Cytochrome b560 (QPs1) of mitochondrial succinate-ubiquinone reductase. Immunochemistry, cloning, and nucleotide sequencing.

Mitochondrial succinate-ubiquinone reductase is composed of two parts, a water-soluble succinate dehydrogenase and a two-polypeptide membrane-anchoring protein fraction (QPs). The larger polypeptide of QPs is believed to be associated with cytochrome b560 (QPs1). The structure of QPs1 was studied by immunochemistry and molecular cloning and sequencing. Antibodies against QPs1 were raised in rabbits, purified, and characterized by enzyme-linked immunosorbent assay and Western blotting. The purified antibodies inhibited 75% of the reconstitutive activity of QPs and reacted with both submitochondrial particles (SMP) and mitoplasts.

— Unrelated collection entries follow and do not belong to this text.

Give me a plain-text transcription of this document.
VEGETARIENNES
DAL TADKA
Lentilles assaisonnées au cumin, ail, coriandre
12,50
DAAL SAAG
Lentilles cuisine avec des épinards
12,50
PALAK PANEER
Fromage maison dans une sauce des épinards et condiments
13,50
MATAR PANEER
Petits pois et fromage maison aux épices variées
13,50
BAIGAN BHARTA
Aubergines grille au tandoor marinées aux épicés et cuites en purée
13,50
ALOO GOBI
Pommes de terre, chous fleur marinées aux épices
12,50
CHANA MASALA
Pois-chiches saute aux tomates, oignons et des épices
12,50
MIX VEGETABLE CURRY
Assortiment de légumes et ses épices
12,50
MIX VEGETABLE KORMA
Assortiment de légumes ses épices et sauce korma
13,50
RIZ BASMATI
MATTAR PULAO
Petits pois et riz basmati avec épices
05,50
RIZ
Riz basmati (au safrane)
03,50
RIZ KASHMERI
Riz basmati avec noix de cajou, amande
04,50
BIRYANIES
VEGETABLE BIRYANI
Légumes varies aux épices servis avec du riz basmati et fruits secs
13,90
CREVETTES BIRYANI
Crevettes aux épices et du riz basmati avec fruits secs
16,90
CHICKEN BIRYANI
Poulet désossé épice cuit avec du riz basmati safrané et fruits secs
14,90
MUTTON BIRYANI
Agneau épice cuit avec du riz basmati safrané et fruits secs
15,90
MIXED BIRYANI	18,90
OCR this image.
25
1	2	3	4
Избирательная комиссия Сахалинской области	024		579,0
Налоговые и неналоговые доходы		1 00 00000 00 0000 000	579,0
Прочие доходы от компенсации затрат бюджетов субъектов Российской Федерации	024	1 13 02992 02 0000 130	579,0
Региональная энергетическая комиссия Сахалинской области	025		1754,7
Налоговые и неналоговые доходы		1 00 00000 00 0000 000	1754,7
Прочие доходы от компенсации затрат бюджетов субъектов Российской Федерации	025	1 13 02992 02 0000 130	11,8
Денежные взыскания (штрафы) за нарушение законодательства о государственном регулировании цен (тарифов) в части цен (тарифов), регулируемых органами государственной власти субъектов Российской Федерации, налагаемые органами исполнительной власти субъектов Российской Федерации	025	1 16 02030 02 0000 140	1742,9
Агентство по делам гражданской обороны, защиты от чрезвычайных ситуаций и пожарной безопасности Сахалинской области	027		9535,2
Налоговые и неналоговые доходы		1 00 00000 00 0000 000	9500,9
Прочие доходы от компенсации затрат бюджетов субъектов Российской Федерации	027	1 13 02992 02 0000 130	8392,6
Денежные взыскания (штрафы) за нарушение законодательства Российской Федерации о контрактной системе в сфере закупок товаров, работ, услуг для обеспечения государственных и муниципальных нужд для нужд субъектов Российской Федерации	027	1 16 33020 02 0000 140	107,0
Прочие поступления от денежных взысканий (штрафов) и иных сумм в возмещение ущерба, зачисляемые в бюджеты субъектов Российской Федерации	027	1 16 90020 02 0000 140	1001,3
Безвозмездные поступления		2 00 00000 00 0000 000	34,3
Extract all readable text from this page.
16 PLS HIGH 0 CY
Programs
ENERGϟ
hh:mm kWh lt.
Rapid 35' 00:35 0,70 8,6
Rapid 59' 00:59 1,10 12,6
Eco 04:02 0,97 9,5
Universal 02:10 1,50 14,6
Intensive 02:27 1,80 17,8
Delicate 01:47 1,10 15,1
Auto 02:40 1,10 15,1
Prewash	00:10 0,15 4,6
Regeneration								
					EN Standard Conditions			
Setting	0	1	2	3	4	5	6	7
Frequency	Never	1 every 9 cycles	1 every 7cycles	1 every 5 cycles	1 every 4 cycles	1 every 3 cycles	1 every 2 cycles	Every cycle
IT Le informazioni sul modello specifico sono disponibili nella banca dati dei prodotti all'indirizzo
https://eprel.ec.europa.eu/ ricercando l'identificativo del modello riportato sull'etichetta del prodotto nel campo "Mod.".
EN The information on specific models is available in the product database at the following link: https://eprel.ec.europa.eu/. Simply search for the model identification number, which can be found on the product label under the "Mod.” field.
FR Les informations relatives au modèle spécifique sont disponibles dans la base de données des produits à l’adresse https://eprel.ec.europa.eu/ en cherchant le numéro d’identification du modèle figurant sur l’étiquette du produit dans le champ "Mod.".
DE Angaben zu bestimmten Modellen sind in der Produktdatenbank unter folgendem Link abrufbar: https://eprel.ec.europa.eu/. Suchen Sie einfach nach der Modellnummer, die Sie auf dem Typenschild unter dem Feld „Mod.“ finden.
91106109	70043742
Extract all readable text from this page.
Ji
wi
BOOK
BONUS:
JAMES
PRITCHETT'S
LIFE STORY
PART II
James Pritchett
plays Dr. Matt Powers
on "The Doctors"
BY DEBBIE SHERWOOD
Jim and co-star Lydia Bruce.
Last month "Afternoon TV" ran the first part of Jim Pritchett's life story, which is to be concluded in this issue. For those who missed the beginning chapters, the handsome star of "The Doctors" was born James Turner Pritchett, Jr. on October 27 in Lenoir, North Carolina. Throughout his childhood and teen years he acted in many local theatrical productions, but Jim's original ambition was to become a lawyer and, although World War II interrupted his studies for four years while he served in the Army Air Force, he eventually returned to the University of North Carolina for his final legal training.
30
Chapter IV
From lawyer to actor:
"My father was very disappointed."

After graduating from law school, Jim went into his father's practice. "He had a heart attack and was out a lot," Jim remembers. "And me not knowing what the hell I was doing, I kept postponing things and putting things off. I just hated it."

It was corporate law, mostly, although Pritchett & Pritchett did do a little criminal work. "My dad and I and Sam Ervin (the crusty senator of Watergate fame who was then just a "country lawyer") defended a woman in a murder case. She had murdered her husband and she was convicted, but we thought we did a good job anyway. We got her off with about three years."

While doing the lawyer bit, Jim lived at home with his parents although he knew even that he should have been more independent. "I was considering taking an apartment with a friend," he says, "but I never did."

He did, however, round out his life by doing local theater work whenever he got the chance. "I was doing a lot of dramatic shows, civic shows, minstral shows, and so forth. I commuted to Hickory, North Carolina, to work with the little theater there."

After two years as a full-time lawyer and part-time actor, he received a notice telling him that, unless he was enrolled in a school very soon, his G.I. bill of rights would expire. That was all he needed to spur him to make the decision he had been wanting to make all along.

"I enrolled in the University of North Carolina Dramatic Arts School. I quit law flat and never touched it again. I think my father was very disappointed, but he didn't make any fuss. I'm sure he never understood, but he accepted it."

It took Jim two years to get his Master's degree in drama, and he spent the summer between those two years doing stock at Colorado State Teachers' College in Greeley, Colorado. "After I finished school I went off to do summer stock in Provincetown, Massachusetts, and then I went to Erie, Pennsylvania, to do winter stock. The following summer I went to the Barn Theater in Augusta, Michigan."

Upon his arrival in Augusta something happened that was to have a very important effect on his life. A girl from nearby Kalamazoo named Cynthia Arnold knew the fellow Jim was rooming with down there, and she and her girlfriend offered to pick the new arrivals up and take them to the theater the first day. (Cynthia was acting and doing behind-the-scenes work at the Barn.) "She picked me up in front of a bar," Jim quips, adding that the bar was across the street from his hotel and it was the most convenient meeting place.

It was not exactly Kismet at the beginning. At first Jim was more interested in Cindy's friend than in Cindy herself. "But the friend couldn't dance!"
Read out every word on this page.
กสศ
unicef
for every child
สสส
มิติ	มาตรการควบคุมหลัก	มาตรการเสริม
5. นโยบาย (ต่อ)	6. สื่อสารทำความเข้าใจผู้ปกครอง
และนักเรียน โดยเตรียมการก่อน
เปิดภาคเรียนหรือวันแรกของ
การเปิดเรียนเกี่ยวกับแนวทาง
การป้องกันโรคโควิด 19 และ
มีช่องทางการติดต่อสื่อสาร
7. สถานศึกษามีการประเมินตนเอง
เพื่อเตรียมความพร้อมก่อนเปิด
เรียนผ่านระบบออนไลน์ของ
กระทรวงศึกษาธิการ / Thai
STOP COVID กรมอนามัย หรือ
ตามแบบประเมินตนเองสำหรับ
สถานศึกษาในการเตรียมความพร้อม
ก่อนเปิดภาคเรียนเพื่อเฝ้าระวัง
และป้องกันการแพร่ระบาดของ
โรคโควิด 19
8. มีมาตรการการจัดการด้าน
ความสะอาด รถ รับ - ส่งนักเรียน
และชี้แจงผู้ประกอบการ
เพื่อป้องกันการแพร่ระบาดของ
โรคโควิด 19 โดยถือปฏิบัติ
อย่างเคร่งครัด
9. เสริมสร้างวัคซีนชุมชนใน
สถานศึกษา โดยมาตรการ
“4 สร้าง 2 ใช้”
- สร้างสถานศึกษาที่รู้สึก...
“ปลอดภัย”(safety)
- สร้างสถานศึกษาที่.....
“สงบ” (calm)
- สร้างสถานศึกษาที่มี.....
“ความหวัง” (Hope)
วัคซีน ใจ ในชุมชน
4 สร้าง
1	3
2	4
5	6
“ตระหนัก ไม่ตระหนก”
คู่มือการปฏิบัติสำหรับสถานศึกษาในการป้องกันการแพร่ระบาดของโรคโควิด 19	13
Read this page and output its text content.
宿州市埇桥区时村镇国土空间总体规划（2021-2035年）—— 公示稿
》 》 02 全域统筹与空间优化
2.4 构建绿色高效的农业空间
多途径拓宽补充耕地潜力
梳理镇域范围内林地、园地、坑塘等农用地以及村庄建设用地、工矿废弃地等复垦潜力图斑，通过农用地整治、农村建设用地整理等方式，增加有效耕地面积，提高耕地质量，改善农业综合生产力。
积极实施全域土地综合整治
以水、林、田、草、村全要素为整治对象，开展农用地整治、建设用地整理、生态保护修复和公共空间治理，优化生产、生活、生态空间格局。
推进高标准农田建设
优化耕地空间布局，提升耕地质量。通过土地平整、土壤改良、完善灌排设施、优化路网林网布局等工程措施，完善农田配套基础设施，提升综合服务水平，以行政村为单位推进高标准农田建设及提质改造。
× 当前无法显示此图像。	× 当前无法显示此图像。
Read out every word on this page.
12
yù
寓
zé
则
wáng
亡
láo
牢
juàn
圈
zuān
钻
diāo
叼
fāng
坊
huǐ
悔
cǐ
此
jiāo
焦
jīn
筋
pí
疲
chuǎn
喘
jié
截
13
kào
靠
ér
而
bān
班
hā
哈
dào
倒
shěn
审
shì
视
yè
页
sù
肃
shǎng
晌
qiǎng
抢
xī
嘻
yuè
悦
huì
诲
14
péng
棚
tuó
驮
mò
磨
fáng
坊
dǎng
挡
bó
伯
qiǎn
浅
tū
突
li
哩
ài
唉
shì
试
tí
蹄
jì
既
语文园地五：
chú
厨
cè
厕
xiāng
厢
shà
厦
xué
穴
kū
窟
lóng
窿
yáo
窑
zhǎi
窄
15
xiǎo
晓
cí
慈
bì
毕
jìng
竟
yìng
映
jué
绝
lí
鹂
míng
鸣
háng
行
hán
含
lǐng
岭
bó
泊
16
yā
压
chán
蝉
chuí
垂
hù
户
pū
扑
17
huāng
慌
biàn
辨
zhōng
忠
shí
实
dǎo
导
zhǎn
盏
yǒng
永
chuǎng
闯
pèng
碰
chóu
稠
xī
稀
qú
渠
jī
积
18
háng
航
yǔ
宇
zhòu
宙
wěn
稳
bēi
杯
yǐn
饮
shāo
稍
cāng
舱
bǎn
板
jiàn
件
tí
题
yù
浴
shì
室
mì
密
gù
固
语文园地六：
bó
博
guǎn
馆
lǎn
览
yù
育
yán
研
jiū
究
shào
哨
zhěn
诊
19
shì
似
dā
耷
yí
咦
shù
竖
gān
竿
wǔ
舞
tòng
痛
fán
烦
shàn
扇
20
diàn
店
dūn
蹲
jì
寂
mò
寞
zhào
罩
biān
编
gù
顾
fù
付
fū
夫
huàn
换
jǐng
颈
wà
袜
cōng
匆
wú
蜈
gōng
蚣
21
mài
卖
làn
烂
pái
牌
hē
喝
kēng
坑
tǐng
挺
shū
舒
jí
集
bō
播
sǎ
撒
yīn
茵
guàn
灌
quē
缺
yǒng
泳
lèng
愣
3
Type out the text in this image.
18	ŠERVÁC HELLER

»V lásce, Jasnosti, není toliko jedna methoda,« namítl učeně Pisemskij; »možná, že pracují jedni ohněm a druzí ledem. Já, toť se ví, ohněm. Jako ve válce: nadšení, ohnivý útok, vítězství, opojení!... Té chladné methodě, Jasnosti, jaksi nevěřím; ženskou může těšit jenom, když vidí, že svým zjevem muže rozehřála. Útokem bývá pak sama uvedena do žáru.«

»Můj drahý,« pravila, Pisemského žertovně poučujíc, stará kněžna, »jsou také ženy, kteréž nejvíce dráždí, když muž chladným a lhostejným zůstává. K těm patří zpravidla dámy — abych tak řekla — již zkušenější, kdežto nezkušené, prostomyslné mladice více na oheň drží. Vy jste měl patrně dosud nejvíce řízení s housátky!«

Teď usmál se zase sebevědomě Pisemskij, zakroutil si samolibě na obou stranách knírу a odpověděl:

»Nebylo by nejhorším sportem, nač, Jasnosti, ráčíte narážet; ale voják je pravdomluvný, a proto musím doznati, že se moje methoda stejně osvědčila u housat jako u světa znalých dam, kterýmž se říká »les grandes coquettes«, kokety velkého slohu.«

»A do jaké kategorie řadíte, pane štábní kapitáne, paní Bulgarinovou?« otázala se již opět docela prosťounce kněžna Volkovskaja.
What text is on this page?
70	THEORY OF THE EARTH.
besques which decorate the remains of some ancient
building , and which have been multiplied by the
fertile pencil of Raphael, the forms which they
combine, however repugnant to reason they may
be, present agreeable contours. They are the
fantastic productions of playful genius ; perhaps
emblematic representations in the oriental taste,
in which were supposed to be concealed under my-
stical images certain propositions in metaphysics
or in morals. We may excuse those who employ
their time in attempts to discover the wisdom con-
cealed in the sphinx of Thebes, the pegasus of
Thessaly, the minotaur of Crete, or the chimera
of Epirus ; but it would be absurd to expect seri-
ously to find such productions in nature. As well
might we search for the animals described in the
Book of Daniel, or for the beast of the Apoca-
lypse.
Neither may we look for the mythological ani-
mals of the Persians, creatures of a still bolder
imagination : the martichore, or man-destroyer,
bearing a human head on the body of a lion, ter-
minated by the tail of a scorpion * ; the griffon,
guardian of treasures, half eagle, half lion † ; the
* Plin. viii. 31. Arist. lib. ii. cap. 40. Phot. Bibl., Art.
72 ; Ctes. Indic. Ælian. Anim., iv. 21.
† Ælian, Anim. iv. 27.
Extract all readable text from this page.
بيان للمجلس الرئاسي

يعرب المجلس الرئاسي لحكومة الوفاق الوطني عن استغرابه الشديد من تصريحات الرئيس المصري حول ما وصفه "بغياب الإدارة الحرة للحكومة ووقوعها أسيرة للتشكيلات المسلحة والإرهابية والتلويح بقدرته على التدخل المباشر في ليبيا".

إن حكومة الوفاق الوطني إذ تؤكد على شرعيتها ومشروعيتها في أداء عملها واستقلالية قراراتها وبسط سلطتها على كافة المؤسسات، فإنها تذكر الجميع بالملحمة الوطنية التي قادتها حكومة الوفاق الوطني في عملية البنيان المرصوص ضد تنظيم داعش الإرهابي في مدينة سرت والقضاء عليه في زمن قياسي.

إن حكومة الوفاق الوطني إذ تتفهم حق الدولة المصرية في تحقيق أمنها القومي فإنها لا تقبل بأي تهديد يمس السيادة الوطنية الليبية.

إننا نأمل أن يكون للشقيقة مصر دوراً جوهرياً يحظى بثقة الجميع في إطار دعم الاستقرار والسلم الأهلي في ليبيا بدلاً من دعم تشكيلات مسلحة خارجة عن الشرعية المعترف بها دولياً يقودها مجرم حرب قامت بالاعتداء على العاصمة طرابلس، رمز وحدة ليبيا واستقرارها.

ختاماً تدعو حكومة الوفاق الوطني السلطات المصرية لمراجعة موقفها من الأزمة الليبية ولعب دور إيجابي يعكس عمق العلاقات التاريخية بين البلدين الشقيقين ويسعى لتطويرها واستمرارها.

The binding of these antibodies to SMP was greatly increased when succinate dehydrogenase was removed from SMP by alkaline treatment, indicating that QPs1 is a transmembranous protein and that some of its specific epitopes are covered by succinate dehydrogenase. Anti-QPs1 antibodies were used to screen one cDNA clone encoding QPs1 from a bovine heart cDNA lambda gt11 expression library. The cDNA insert is 946 base pairs with an open reading frame of 396 base pairs that encodes for 132 amino acid residues. The molecular weight of QPs1, calculated from the deduced amino acid sequence, is 14,320. Although the apparent molecular weight of QPs1, estimated by high resolution SDS-polyacrylamide gel electrophoresis, is approximately 11,000, the existence of a presequence was ruled out by mass spectrometric analysis of protein fragments. QPs1 is a very hydrophobic protein. Three probable membrane-spanning segments were revealed by a hydropathy plot of the sequence. QPs1 has a higher sequence similarity to the sdhC peptide of Escherichia coli than to the sdhC peptide (cytochrome b558) of Bacillus subtilis. Like the bacterial proteins, QPs1 has 2 conserved histidines at positions 34 and 90. The conserved nature and similar location of these 2 histidines, on the matrix-side surface of the membrane, suggest that they are involved in heme ligation of cytochrome b560.